GT’s report on the Company’s internal control over financial reporting stated that based on the effect of these material weaknesses on the achievement of the objectives of the control criteria, the Company had not maintained effective internal control over financial reporting as of March 31, 2007.
GT discussed these matters with the Audit Committee, and the Company has authorized GT to respond fully to the inquiries of its successor as the Company’s independent registered public accounting firm concerning the subject matter of these material weaknesses.
(iv) The Company has requested that GT furnish it with a letter addressed to the Securities and Exchange Commission stating whether or not GT agrees with the above statements.
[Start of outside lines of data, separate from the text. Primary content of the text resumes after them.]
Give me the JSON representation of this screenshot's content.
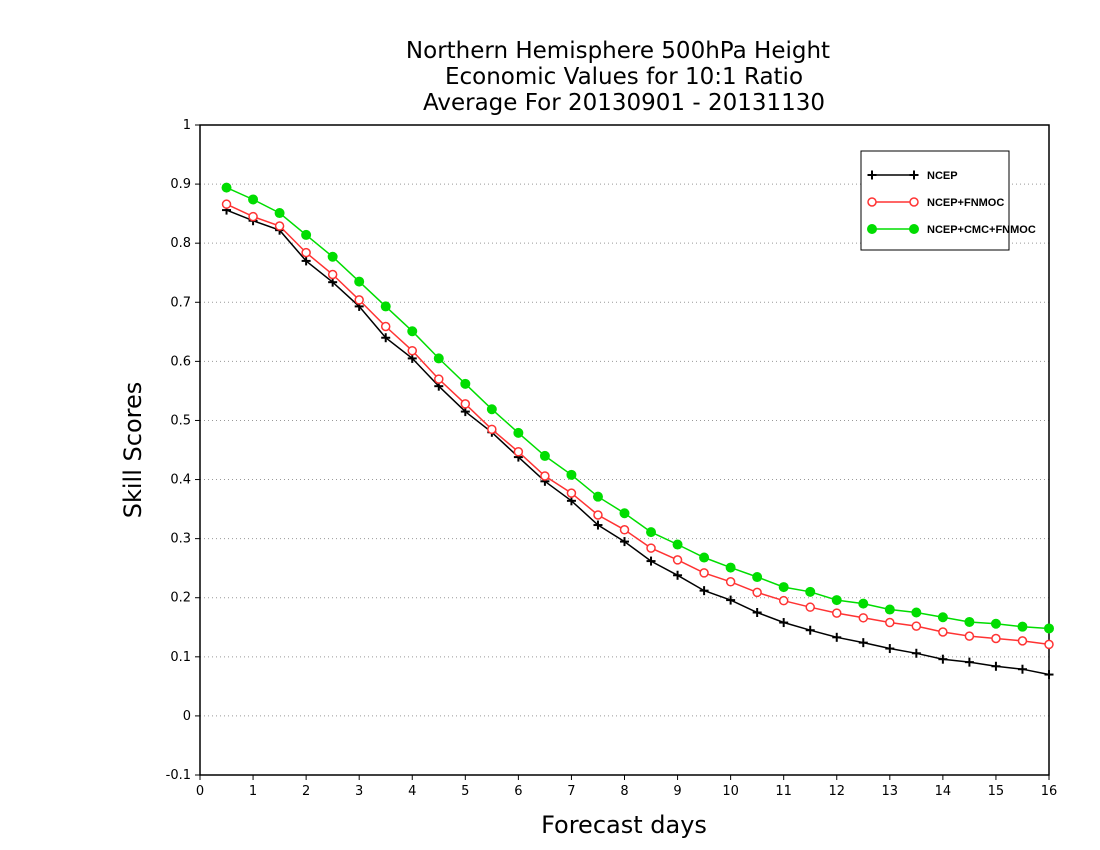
{
  "chart_data": {
    "type": "line",
    "title": [
      "Northern Hemisphere 500hPa Height",
      "Economic Values for 10:1 Ratio",
      "Average For 20130901 - 20131130"
    ],
    "xlabel": "Forecast days",
    "ylabel": "Skill Scores",
    "xlim": [
      0,
      16
    ],
    "ylim": [
      -0.1,
      1
    ],
    "xticks": [
      "0",
      "1",
      "2",
      "3",
      "4",
      "5",
      "6",
      "7",
      "8",
      "9",
      "10",
      "11",
      "12",
      "13",
      "14",
      "15",
      "16"
    ],
    "yticks": [
      "-0.1",
      "0",
      "0.1",
      "0.2",
      "0.3",
      "0.4",
      "0.5",
      "0.6",
      "0.7",
      "0.8",
      "0.9",
      "1"
    ],
    "grid": "horizontal-dotted",
    "legend_position": "top-right",
    "x": [
      0.5,
      1,
      1.5,
      2,
      2.5,
      3,
      3.5,
      4,
      4.5,
      5,
      5.5,
      6,
      6.5,
      7,
      7.5,
      8,
      8.5,
      9,
      9.5,
      10,
      10.5,
      11,
      11.5,
      12,
      12.5,
      13,
      13.5,
      14,
      14.5,
      15,
      15.5,
      16
    ],
    "series": [
      {
        "name": "NCEP",
        "color": "#000000",
        "marker": "plus",
        "values": [
          0.856,
          0.838,
          0.822,
          0.77,
          0.734,
          0.693,
          0.64,
          0.605,
          0.558,
          0.515,
          0.48,
          0.438,
          0.397,
          0.364,
          0.323,
          0.295,
          0.262,
          0.238,
          0.212,
          0.196,
          0.175,
          0.158,
          0.145,
          0.133,
          0.124,
          0.114,
          0.106,
          0.096,
          0.091,
          0.084,
          0.079,
          0.07
        ]
      },
      {
        "name": "NCEP+FNMOC",
        "color": "#ff3333",
        "marker": "open-circle",
        "values": [
          0.866,
          0.845,
          0.829,
          0.784,
          0.747,
          0.704,
          0.659,
          0.618,
          0.57,
          0.528,
          0.485,
          0.447,
          0.406,
          0.377,
          0.34,
          0.315,
          0.284,
          0.264,
          0.242,
          0.227,
          0.209,
          0.195,
          0.184,
          0.174,
          0.166,
          0.158,
          0.152,
          0.142,
          0.135,
          0.131,
          0.127,
          0.121
        ]
      },
      {
        "name": "NCEP+CMC+FNMOC",
        "color": "#00dd00",
        "marker": "filled-circle",
        "values": [
          0.894,
          0.874,
          0.851,
          0.814,
          0.777,
          0.735,
          0.693,
          0.651,
          0.605,
          0.562,
          0.519,
          0.479,
          0.44,
          0.408,
          0.371,
          0.343,
          0.311,
          0.29,
          0.268,
          0.251,
          0.235,
          0.218,
          0.21,
          0.196,
          0.19,
          0.18,
          0.175,
          0.167,
          0.159,
          0.156,
          0.151,
          0.148
        ]
      }
    ]
  }
}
A copy of such letter dated December 4, 2007 from GT is being filed as Exhibit 16.1 to this Form 8-K.
(v) On December 4, 2007, the Company engaged Ernst & Young LLP as its new independent registered public accounting firm for the fiscal year ended March 31, 2008. During the fiscal years ended March 31, 2006 and March 31, 2007 and through December 4, 2007, the Company did not consult with Ernst & Young LLP regarding either (1) the application of accounting principles to a specified transaction, either completed or proposed, or the type of audit opinion that might be rendered on the Company’s financial statements, or (2) any matter that was either the subject of a disagreement, as that term is defined in Item 304(a)(1)(iv) of Regulation S-K and the related instructions to Item 304 of Regulation S-K, or a reportable event, as that term is defined in Item 304(a)(1)(v) of Regulation S-K.
(vi) The decision to change independent registered public accounting firms was initiated and approved by the Audit Committee of the Company’s Board of Directors.

 


 

Item 9.01 Financial Statements and Exhibits.
(d) The following exhibit is filed with this Form 8-K pursuant to Item 4.01:
Exhibit No. — Description
16.1 — Letter of Grant Thornton LLP, dated December 4, 2007, regarding change in Certifying Accountant
SIGNATURES
Pursuant to the requirements of the Securities Exchange Act of 1934, the registrant has duly caused this report to be signed on its behalf by the undersigned hereunto duly authorized.
         
  MOTORCAR PARTS OF AMERICA, INC.

 
 
December 4, 2007  By:   /s/ Selwyn Joffe    
    Name:   Selwyn Joffe    
    Title:   Chief Executive Officer   
 

 


 

Exhibit Index
     
Exhibit No.   Description
 
16.1
  Letter of Grant Thornton LLP, dated December 4, 2007, regarding change in Certifying Accountant

 


 

Exhibit 16.1
December 4, 2007
U.S. Securities and Exchange Commission
Office of the Chief Accountant
100 F Street, NE
Washington, DC 20549
Re:       Motorcar Parts of America, Inc.
File No. 0-23538
Dear Sir or Madam:
We have read Item 4.01 of Form 8-K of Motorcar Parts of America, Inc. dated November 30, 2007, and agree with the statements concerning our Firm contained therein.